Polusi profesi terjadi jika banyak orang (polutan) yang ikut-ikutan menekuni suatu bidang hingga menghilangkan kemurnian dari pekerjaan tersebut.
Jika kita melihat dari dunia desain, misalnya, hari ini banyak orang yang menjadi pegiat desain grafis karena melihat tools, template, dan tutorial yang sudah begitu mudah.
Ditambah lagi, dengan kemudahan yang diberikan tools-tools tersebut, seorang amatir dapat menghasilkan karya yang dapat disandingkan dengan profesional.
Apalagi banyak sekali orang-orang yang menjadi desainer grafis hanya karena mengikuti tren, ingin mendapatkan penghasilan dan kesejahteraan semu seperti yang mereka lihat di jejaring sosial, dan lain sebagainya.
Akhirnya, profesi desainer grafis dipenuhi oleh banyak polutan yang membuat profesi tersebut menjadi ‘tercemar’.
Itu adalah salah satu contoh profesi yang sudah memiliki banyak polutan. Contoh lainnya adalah konten kreator, hingga trader investasi.
Dan pastinya, setiap polusi pastinya memiliki dampak buruk. Polusi udara dapat menyebabkan gangguan pernafasan. Polusi air dapat menyebabkan gangguan pencernaan apabila diminum.
Lalu apa dampak ‘mengerikan’ yang terjadi akibat polusi profesi? Dampaknya bermacam-macam, tergantung profesinya.
Tetapi dampak yang paling umum dan signifikan adalah turunnya nilai jual dari produk karena banyaknya pasokan.
Akibat terlalu membludaknya desainer grafis yang mana hingga setengahnya sebenarnya bukan benar-benar desainer grafis melainkan mereka yang hanya ikut-ikutan tren, akan membuat sebagian besar produk desain mengalami kemerosotan.
Saya ingat betul ada desainer yang mengeluh, bahwa dahulu mereka biasanya memasang harga hingga sepuluh juta rupiah hanya untuk desain logo perusahaan.
Sekarang? Jangankan satu juta rupiah, Rp50.000 saja mereka sudah sangat sulit mendapatkannya karena berebut dengan para pesaing yang sebenarnya bukan pesaing.
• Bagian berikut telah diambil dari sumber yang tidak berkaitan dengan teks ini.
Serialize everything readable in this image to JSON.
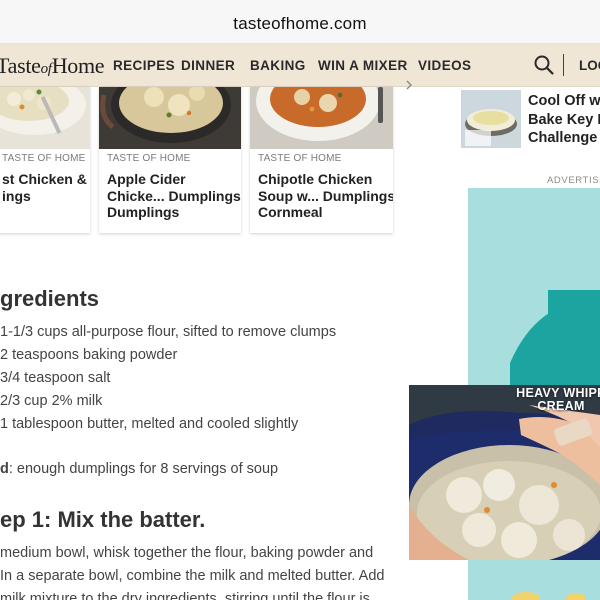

Belum lagi, perusahaan yang ingin mendesain logo mereka sendiri kini dengan mudah membuatnya di situs web atau software yang dapat menghasilkan logo secara cuma-cuma, atau membelinya dengan sangat murah di pasar desain.
Setelah itu saya memberikan contoh profesi lain yang juga sudah berpolusi cukup tinggi, yaitu kreator konten yang menggantungkan penghasilan mereka lewat iklan atau sponsor.
Saya mendengar begitu banyak konten kreator (Youtuber, blogger, dll) yang komplain sebab taksiran pendapatan mereka dari iklan yang semakin anjlok kian kemari.
Akhirnya masing-masing berebut sponsor, dan terjadilah semacam hukum rimba digital.
Mengerikan.
Saya pribadi sudah melihat bahwa profesi programmer yang saya tekuni ini, sudah semakin tercemar.
Bahkan saya sudah lelah dengan programmer-programmer karbitan yang mengaku ‘skill tingkat dewa’ dengan beragam porfolio website yang keren, namun saat saya tanya tentang konsep programming dasar mereka hanya celingukan.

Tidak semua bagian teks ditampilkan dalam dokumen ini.